毎日のように続けられていた首相の記者会見を見ていると、首相と記者の関係が主人と下僕の関係を思わせるものになっていた。マスコミ関係者によると、各新聞社がぶら下がり会見には新人記者たちを送り込んでいるので、どうしても記者たちの方が位負けしてしまうのだ弁明する。たしかに、首相を取り囲む記者たちは若手ばかりでベテラン記者の姿は見えない。

これと対照的なのが、タレントの記者会見である。

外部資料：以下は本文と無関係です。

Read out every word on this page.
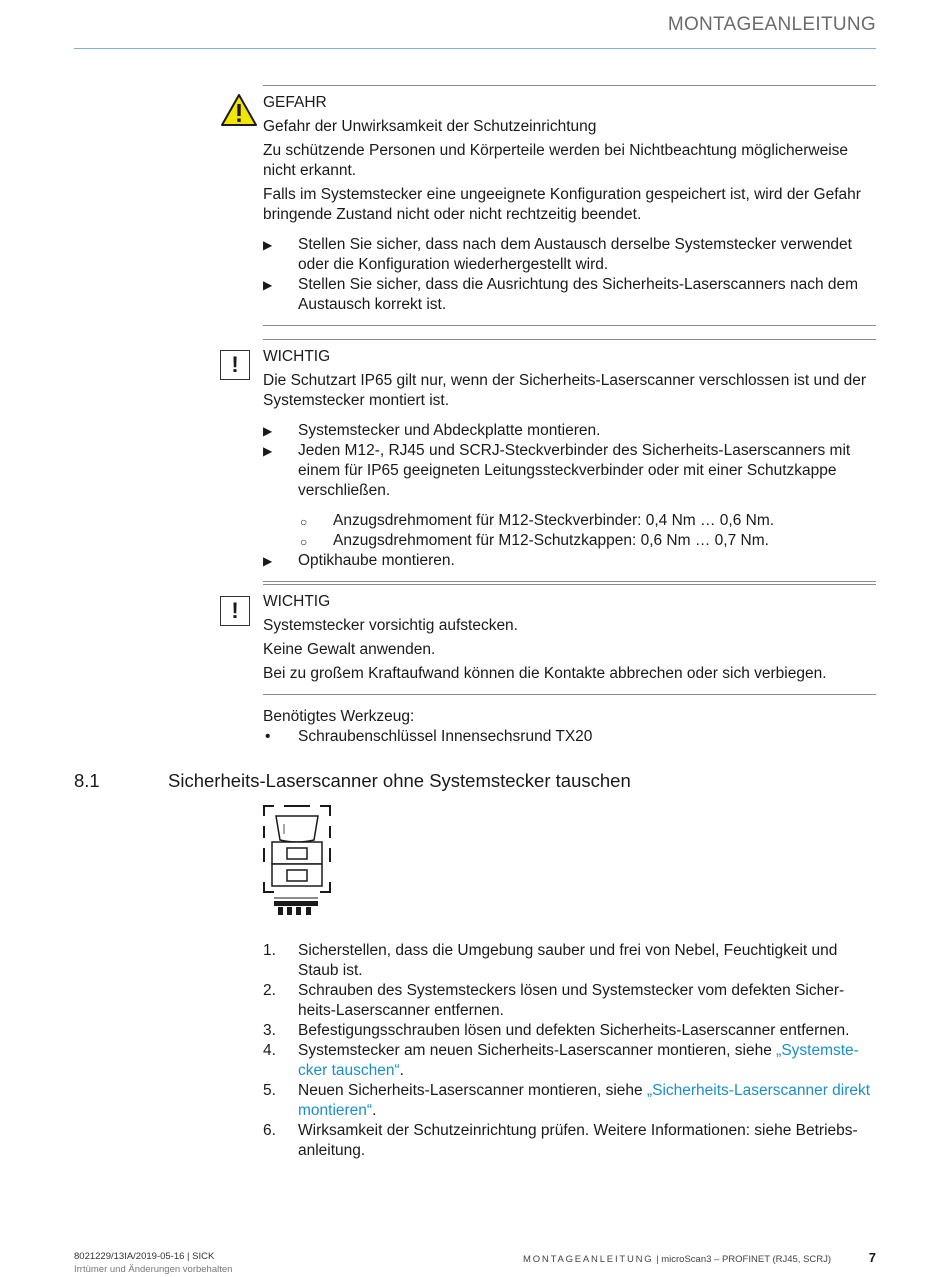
MONTAGEANLEITUNG

GEFAHR

Gefahr der Unwirksamkeit der Schutzeinrichtung

Zu schützende Personen und Körperteile werden bei Nichtbeachtung möglicherweise nicht erkannt.

Falls im Systemstecker eine ungeeignete Konfiguration gespeichert ist, wird der Gefahr bringende Zustand nicht oder nicht rechtzeitig beendet.

▶ Stellen Sie sicher, dass nach dem Austausch derselbe Systemstecker verwendet oder die Konfiguration wiederhergestellt wird.
▶ Stellen Sie sicher, dass die Ausrichtung des Sicherheits-Laserscanners nach dem Austausch korrekt ist.
!	WICHTIG

Die Schutzart IP65 gilt nur, wenn der Sicherheits-Laserscanner verschlossen ist und der Systemstecker montiert ist.

▶ Systemstecker und Abdeckplatte montieren.
▶ Jeden M12-, RJ45 und SCRJ-Steckverbinder des Sicherheits-Laserscanners mit einem für IP65 geeigneten Leitungssteckverbinder oder mit einer Schutzkappe verschließen.
○ Anzugsdrehmoment für M12-Steckverbinder: 0,4 Nm … 0,6 Nm.
○ Anzugsdrehmoment für M12-Schutzkappen: 0,6 Nm … 0,7 Nm.
▶ Optikhaube montieren.
!	WICHTIG

Systemstecker vorsichtig aufstecken.

Keine Gewalt anwenden.

Bei zu großem Kraftaufwand können die Kontakte abbrechen oder sich verbiegen.

Benötigtes Werkzeug:

• Schraubenschlüssel Innensechsrund TX20
8.1	Sicherheits-Laserscanner ohne Systemstecker tauschen
1. Sicherstellen, dass die Umgebung sauber und frei von Nebel, Feuchtigkeit und Staub ist.
2. Schrauben des Systemsteckers lösen und Systemstecker vom defekten Sicher-heits-Laserscanner entfernen.
3. Befestigungsschrauben lösen und defekten Sicherheits-Laserscanner entfernen.
4. Systemstecker am neuen Sicherheits-Laserscanner montieren, siehe „Systemste-cker tauschen“.
5. Neuen Sicherheits-Laserscanner montieren, siehe „Sicherheits-Laserscanner direkt montieren“.
6. Wirksamkeit der Schutzeinrichtung prüfen. Weitere Informationen: siehe Betriebs-anleitung.
8021229/13IA/2019-05-16 | SICK
Irrtümer und Änderungen vorbehalten
MONTAGEANLEITUNG | microScan3 – PROFINET (RJ45, SCRJ)	7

ベテラン芸能記者がズケズケ突っ込んだ質問をしても、タレントは丁寧に応答して怒りの色を見せない。タレントは芸能記者が全国のファンを代表していると感じているが故に、相手を粗略に扱わないのである。

ところが、政治家は自分に群がってくる記者たちを国民の代表とは考えていない。記者たちを餌を求めて集まってくる犬の群れのように眺め、彼らに飯の種を与えてやっているのはこっちの方だと思い上がっている。記者たちは、こういう不遜な政治家に遠慮なく筆誅を加えるべきなのだ。だが、そこが日本という下僕社会に生きる悲しさである。目上の者に理由もなくひざまづくという、もはや習い性となっている悪癖から、政治家の前に頭を垂れ平伏してしまうのだ。

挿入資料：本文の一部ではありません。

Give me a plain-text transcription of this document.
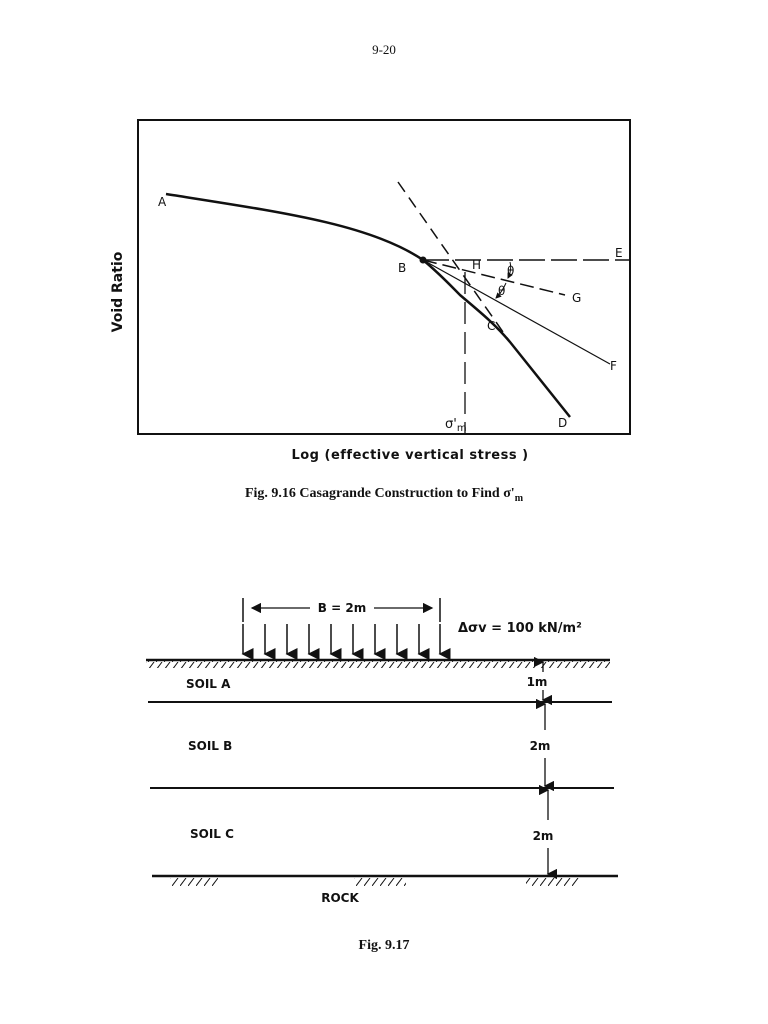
9-20
Void Ratio
Log (effective vertical stress )
A
B	H θ
θ
E
G
C
F
D
$\sigma'_m$
Fig. 9.16 Casagrande Construction to Find $\sigma'_m$
B = 2m
Δσv = 100 kN/m²
SOIL A
SOIL B
SOIL C
1m
2m
2m
ROCK
Fig. 9.17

首相が新聞記者に傲慢な態度で臨むのは、首相自身も下僕社会で生きてきたからだ。首相候補まで上り詰めるまでに、彼らは「雑巾がけ」という下回りの仕事に精出してきた。麻生太郎も総理になる以前に、小泉首相の肩の雲脂(ふけ)を払ってやっていたそうだし、佐藤栄作は丁稚奉公のように身を屈して吉田茂首相に仕えていたと言われる。下僕として生きてきた人間は、少しでも地位が上がると、今度は自分より下位の人間を下僕扱いするものである。

先日、NHKの「日本海軍400時間の証言」という番組を見ていたら、特攻攻撃を支持した海軍幹部のある人物が、「一億特攻隊」を提唱したという証言があった。日本陸軍の指導層には、「一億玉砕」を呼号するものがいたし、陸軍も海軍も頭が狂っていたとしか思えない。彼らは、天皇中心の国体を守るために、国民全員が特攻隊になり、国民全員が玉砕すべきだと考えていた。彼らは、国民全員が玉砕した後、天皇一家だけが残るという不気味な光景を想像したことがあるだろうか。馬鹿も休み休み言うことだ。

「日本海軍400時間の証言」には、戦後になって海軍省の幹部らが、天皇の戦争責任を転嫁するために、責めを東条英機一人に集中させる工作を行ったという証言もあった。──日本的下僕根性の根源は、このへんにあるのかもしれない。